While IR spectroscopy is still taught in introductory organic chemistry classes, it has been almost completely replaced by NMR spectroscopy and mass spectrometry for routine structural assignments. Still, IR spectroscopy offers unique advantages to the mechanistic chemist: the short timescale of IR allows for the observation of transient molecular interactions even when slower techniques like NMR only yield time-averaged data, and IR absorbances can easily be perturbed by isotopic substitution while leaving the underlying potential-energy surface unchanged.
These advantages are nicely illustrated in the IR spectrum of a mixture of phenol, benzene, and CCl4, which shows two peaks corresponding to free phenol (2665 cm-1) and phenol complexed to benzene (2631 cm-1). (The phenolic proton was replaced by deuterium, moving the O–D stretch away from C–H stretches and into a vacant region of the spectrum.) From the standpoint of assessing purity, it might be upsetting that a pure compound shows two peaks; from the standpoint of a mechanistic chemist, the ability to distinguish two different solvation environments experimentally is incredible.
Unfortunately, measuring this spectrum tells us about the thermodynamics of the equilibrium, but not the kinetics; there’s not a good way to determine how fast these two species are exchanging from these data.1 In 2005, Fayer and coworkers developed a pump–probe infrared spectroscopy method called “2D IR” to tackle this problem. In 2D IR, the system is excited, allowed to evolve for a variable length of time Tw, and then triggered to emit a vibrational “echo” (in analogy to spin-echo NMR experiments) which still contains phase information from the original excitation. (There are a lot of non-trivial spectroscopic details here which I don’t really understand.)
The net result of this is a two-dimensional plot showing initial and final frequencies, in which cross-peaks represent molecules which have moved between one state and another during Tw. By surveying a range of Tw values, the kinetics of exchange can be quantitatively determined: in this case, the time constant τ was found to be 8 ± 2 ps. This result might not seem thrilling (“fast exchange is fast”), but this experiment can be used to measure rates of phenol dissociation from electronically-varied aromatic rings, or compared to results from molecular dynamics simulations for benchmarking purposes.
While many groups are now using 2D IR, this recent paper from Tokmakoff and coworkers studying superconcentrated electrolytes stood out to me as particularly exceptional. In superconcentrated solutions like those found in batteries (e.g. 15 M LiTFSI in acetonitrile), the extreme salt concentration leads to high viscosity and substantial aggregation, leading to questions about how charge transport in batteries occurs. Some simulations seem to suggest that, rather than “vehicular diffusion” wherein a cation diffuses along with its solvent shell, charge transport occurs through “structural diffusion” involving breaking/reforming of cation–solvent interactions. (This is analogous to the Grotthuss mechanism of proton transport in water.)

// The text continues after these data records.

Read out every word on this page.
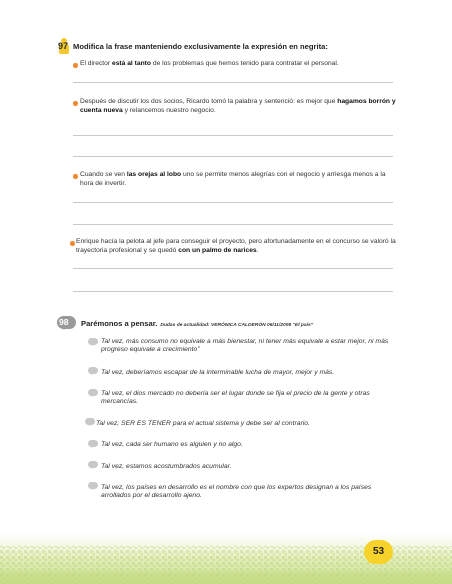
97 Modifica la frase manteniendo exclusivamente la expresión en negrita:
El director está al tanto de los problemas que hemos tenido para contratar el personal.
Después de discutir los dos socios, Ricardo tomó la palabra y sentenció: es mejor que hagamos borrón y cuenta nueva y relancemos nuestro negocio.
Cuando se ven las orejas al lobo uno se permite menos alegrías con el negocio y arriesga menos a la hora de invertir.
Enrique hacía la pelota al jefe para conseguir el proyecto, pero afortunadamente en el concurso se valoró la trayectoria profesional y se quedó con un palmo de narices.
98 Parémonos a pensar. Dudas de actualidad: VERÓNICA CALDERÓN 06/11/2009 “El país”
Tal vez, más consumo no equivale a más bienestar, ni tener más equivale a estar mejor, ni más progreso equivale a crecimiento”
Tal vez, deberíamos escapar de la interminable lucha de mayor, mejor y más.
Tal vez, el dios mercado no debería ser el lugar donde se fija el precio de la gente y otras mercancías.
Tal vez, SER ES TENER para el actual sistema y debe ser al contrario.
Tal vez, cada ser humano es alguien y no algo.
Tal vez, estamos acostumbrados acumular.
Tal vez, los países en desarrollo es el nombre con que los expertos designan a los países arrollados por el desarrollo ajeno.
53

Since distinct C≡N stretches are visible for cation-bound and free acetonitrile, it might seem straightforward to simply measure time evolution of the cross-peaks and thereby determine the rate of solvent exchange. Unfortunately studying exchange in the bulk solvent is complicated by the fact that direct vibrational energy transfer can occur through collisions, meaning that cross-peaks are observed even in the absence of exchange. The authors solve this problem by using a mixture of D3CCN and D3C13CN: while cross-peaks between the heavy and light isotopologues can only occur through energy transfer, cross-peaks between the same isotopologue can also occur through chemical exchange.2
They find that the time evolution of all cross-peaks is identical under all conditions, indicating that solvent exchange must be slower than energy transfer (~20 ps) for any cation or concentration studied. This suggests that, contrary to a variety of theoretical studies, structural-diffusion mechanisms for cation transport are quite slow and unlikely to be relevant for these electrolytes.
This study is a beautiful example of designing a cutting-edge spectroscopic experiment to solve a key scientific problem, and reminds me how much we still don’t know about “simple” systems like ionic solutions. I would love to see techniques like this applied to study reactive intermediates in the ground state, e.g. Olah-style superacid solutions! More broadly, it’s exciting to see how 2D IR can advance in less than two decades from being limited to simple model systems to now being used to tackle the biggest open questions in chemistry. What new techniques being developed today will rise to prominence in the coming decades?
Thanks to Joe Gair for reading a draft of this.